Elle lui accorda un regard étincelant.

— « Dépeuplée, abandonnée, la Terre continue à servir de centre solaire. Les étuis sont débarqués sur les astrodromes extérieurs, desservis par les robots, de très anciennes machines, datant d’avant le Conflit, aptes probablement à une ou deux fonctions seulement. Mais puisque ces envois nous parviennent, il doit exister une entrée – un passage… »

— « Vous nous conduirez, » fit Yan.

Rien d’autre ne fut dit entre eux ; tout était décidé. Dans le feu de leur débat, ils avaient tout oublié. Un fracas terrible, ébranlant les assises du Dôme, les ramena à la réalité. Soudain le jour bleu et vert s’éteignit. Dans les ténèbres opaques, Chrys se sentit ceinturé par le robot-médecin qui, face au péril, appliquait la Première Loi robotique : « Sauver tout être humain en danger. » Mais Haô Ram brilla, entourée de lumière bleue.

— « Suivez-moi, » dit-elle. « Votre vie en dépend. »

Elle appliqua son anneau en forme de serpent à l’interstice d’une dalle qui pivota. Un passage en spirale s’ouvrit. En haut, la première barre de fer s’abattait sur le lécite indestructible, le premier lance-flammes léchait d’une langue pourpre la paroi…

— « Tout droit devant vous, » fit Haô Ram.

Ils suivirent le couloir et débouchèrent sur une salle vaste comme un temple, où s’entassaient les reliques d’anciens voyages sidéraux : des capsules de fusées, des scaphandres de l’an 2000, des masques d’horreur. Haô Ram dit aux fugitifs de les endosser. Elle-même produisit une barrière luminescente qui semblait métallique. Les scaphandres antiques étaient pesants, chaque pas arrachait des tonnes. Yan et Chrys comprirent cependant leur opportunité, lorsque le couloir déboucha sur un plan incliné, encombré de robots de nickel et d’acier. Tous remontaient vers les Galeries Supérieures. Les fugitifs apprécièrent leur déguisement : il leur permettait de se mêler à la foule de machines.
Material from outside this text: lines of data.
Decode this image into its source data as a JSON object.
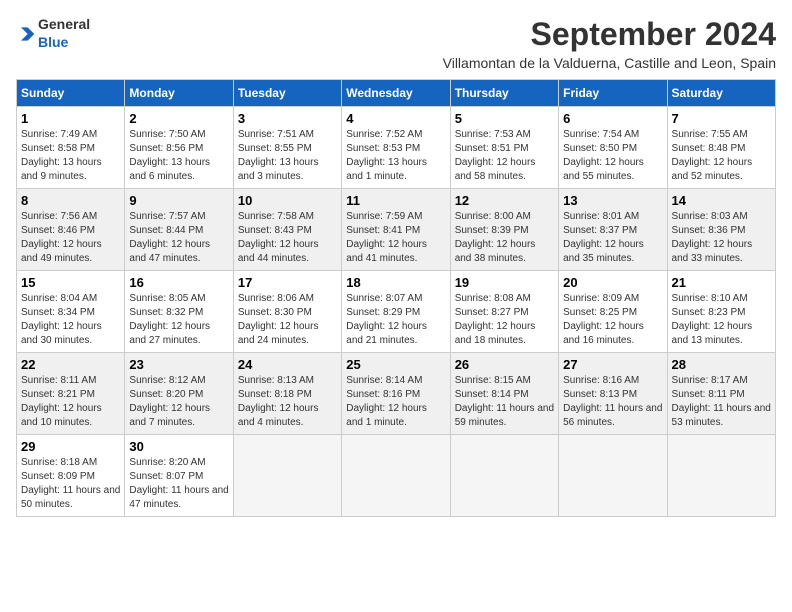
{
  "header": {
    "logo_general": "General",
    "logo_blue": "Blue",
    "title": "September 2024",
    "subtitle": "Villamontan de la Valduerna, Castille and Leon, Spain"
  },
  "calendar": {
    "columns": [
      "Sunday",
      "Monday",
      "Tuesday",
      "Wednesday",
      "Thursday",
      "Friday",
      "Saturday"
    ],
    "weeks": [
      [
        null,
        null,
        null,
        null,
        null,
        null,
        null
      ]
    ],
    "days": [
      {
        "date": 1,
        "sunrise": "7:49 AM",
        "sunset": "8:58 PM",
        "daylight": "13 hours and 9 minutes."
      },
      {
        "date": 2,
        "sunrise": "7:50 AM",
        "sunset": "8:56 PM",
        "daylight": "13 hours and 6 minutes."
      },
      {
        "date": 3,
        "sunrise": "7:51 AM",
        "sunset": "8:55 PM",
        "daylight": "13 hours and 3 minutes."
      },
      {
        "date": 4,
        "sunrise": "7:52 AM",
        "sunset": "8:53 PM",
        "daylight": "13 hours and 1 minute."
      },
      {
        "date": 5,
        "sunrise": "7:53 AM",
        "sunset": "8:51 PM",
        "daylight": "12 hours and 58 minutes."
      },
      {
        "date": 6,
        "sunrise": "7:54 AM",
        "sunset": "8:50 PM",
        "daylight": "12 hours and 55 minutes."
      },
      {
        "date": 7,
        "sunrise": "7:55 AM",
        "sunset": "8:48 PM",
        "daylight": "12 hours and 52 minutes."
      },
      {
        "date": 8,
        "sunrise": "7:56 AM",
        "sunset": "8:46 PM",
        "daylight": "12 hours and 49 minutes."
      },
      {
        "date": 9,
        "sunrise": "7:57 AM",
        "sunset": "8:44 PM",
        "daylight": "12 hours and 47 minutes."
      },
      {
        "date": 10,
        "sunrise": "7:58 AM",
        "sunset": "8:43 PM",
        "daylight": "12 hours and 44 minutes."
      },
      {
        "date": 11,
        "sunrise": "7:59 AM",
        "sunset": "8:41 PM",
        "daylight": "12 hours and 41 minutes."
      },
      {
        "date": 12,
        "sunrise": "8:00 AM",
        "sunset": "8:39 PM",
        "daylight": "12 hours and 38 minutes."
      },
      {
        "date": 13,
        "sunrise": "8:01 AM",
        "sunset": "8:37 PM",
        "daylight": "12 hours and 35 minutes."
      },
      {
        "date": 14,
        "sunrise": "8:03 AM",
        "sunset": "8:36 PM",
        "daylight": "12 hours and 33 minutes."
      },
      {
        "date": 15,
        "sunrise": "8:04 AM",
        "sunset": "8:34 PM",
        "daylight": "12 hours and 30 minutes."
      },
      {
        "date": 16,
        "sunrise": "8:05 AM",
        "sunset": "8:32 PM",
        "daylight": "12 hours and 27 minutes."
      },
      {
        "date": 17,
        "sunrise": "8:06 AM",
        "sunset": "8:30 PM",
        "daylight": "12 hours and 24 minutes."
      },
      {
        "date": 18,
        "sunrise": "8:07 AM",
        "sunset": "8:29 PM",
        "daylight": "12 hours and 21 minutes."
      },
      {
        "date": 19,
        "sunrise": "8:08 AM",
        "sunset": "8:27 PM",
        "daylight": "12 hours and 18 minutes."
      },
      {
        "date": 20,
        "sunrise": "8:09 AM",
        "sunset": "8:25 PM",
        "daylight": "12 hours and 16 minutes."
      },
      {
        "date": 21,
        "sunrise": "8:10 AM",
        "sunset": "8:23 PM",
        "daylight": "12 hours and 13 minutes."
      },
      {
        "date": 22,
        "sunrise": "8:11 AM",
        "sunset": "8:21 PM",
        "daylight": "12 hours and 10 minutes."
      },
      {
        "date": 23,
        "sunrise": "8:12 AM",
        "sunset": "8:20 PM",
        "daylight": "12 hours and 7 minutes."
      },
      {
        "date": 24,
        "sunrise": "8:13 AM",
        "sunset": "8:18 PM",
        "daylight": "12 hours and 4 minutes."
      },
      {
        "date": 25,
        "sunrise": "8:14 AM",
        "sunset": "8:16 PM",
        "daylight": "12 hours and 1 minute."
      },
      {
        "date": 26,
        "sunrise": "8:15 AM",
        "sunset": "8:14 PM",
        "daylight": "11 hours and 59 minutes."
      },
      {
        "date": 27,
        "sunrise": "8:16 AM",
        "sunset": "8:13 PM",
        "daylight": "11 hours and 56 minutes."
      },
      {
        "date": 28,
        "sunrise": "8:17 AM",
        "sunset": "8:11 PM",
        "daylight": "11 hours and 53 minutes."
      },
      {
        "date": 29,
        "sunrise": "8:18 AM",
        "sunset": "8:09 PM",
        "daylight": "11 hours and 50 minutes."
      },
      {
        "date": 30,
        "sunrise": "8:20 AM",
        "sunset": "8:07 PM",
        "daylight": "11 hours and 47 minutes."
      }
    ]
  }
}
Ici les voûtes étaient encore « sûres » ; les parois insonorisées amortissaient les bruits extérieurs. Seuls le grincement des robots, le « ploc-ploc » produit par leurs chenillettes se déplaçant, de brefs sifflements de chaudière, rompaient le silence. Pour la première fois Yan et Chrys voyaient l’« envers » de la Cité.

La plupart des robots étaient de vieilles machines, non humanoïdes, mêlant le plastique et le métal ; leurs excroissances cubiques et trapézoïdes, leurs tentacules et leurs crochets surgissaient d’un conte d’épouvante. Chrys remarqua que la majorité ne remplissait qu’une ou deux fonctions définies et que le reste n’existait pas pour eux.

Les fugitifs s’insérèrent dans la rangée des machines qui ondulait doucement, comme au rythme d’une houle. Yan marchait le premier, semblable sous sa lourde armure à quelque guerrier des anciens âges, Haô Ram et Chrys le suivaient et l’androïde fermait la marche. Ils parvinrent ainsi au portillon contrôleur. À la lueur bleue que répandit Haô Ram, Maine voyait devant lui un boyau noir qui semblait sans fin, les murs faiblement scintillants (veines de quartz ou salpêtre ?) et le mouvement incessant du long serpent de fer. Tout à coup la file des machines s’immobilisa ; les signaux de contrôle clignotèrent. Une pince noire sortait du portillon et perforait les plaques. Chrys se rendit compte tout à coup de la qualité du silence : aucune machine ne pensait ! Nulle indication ne pouvait surgir.

Mais déjà Yan demandait poliment, en détachant les syllabes, à un robot de renseignement qui les précédait la destination de son équipe. Il y eut un léger flottement, puis la machine grinça, virevolta et leur fit face ; les jeunes gens virent qu’il lui manquait deux leviers et que sa lampe frontale était éteinte. Plus sensible que Yan, Maine fut saisi d’une épouvante froide à l’idée de tous ces monstres détraqués ou morts, qui se déplaçaient inlassablement autour de la Cité.

Un sifflement sortit enfin du coffre métallique :

— « Équipe de déchargeurs. Prime Galerie. »

Se branchant sur son circuit électronique, Yan prononça :

— « Au rebut. Rends-moi ta plaque. »

Au milieu d’une horreur vitreuse, Maine vit la machine piétiner, puis se plier. Sa fente pectorale cracha un morceau de métal ajouré et elle s’éloigna, vacillant comme un homme atteint. Les fugitifs arrivèrent au portillon. Personne n’avait bronché à l’acte arbitraire de Yan – pas même l’androïde. Il devenait leur chef. Il tendit la plaque à la pince enregistreuse qui la poinçonna – et l’« équipe » passa. Chrys s’arrêta à l’angle du couloir, il tremblait de tout son corps, il croyait avoir saisi une pensée désespérée émanant du robot condamné. Yan le poussa devant lui, sans rudesse.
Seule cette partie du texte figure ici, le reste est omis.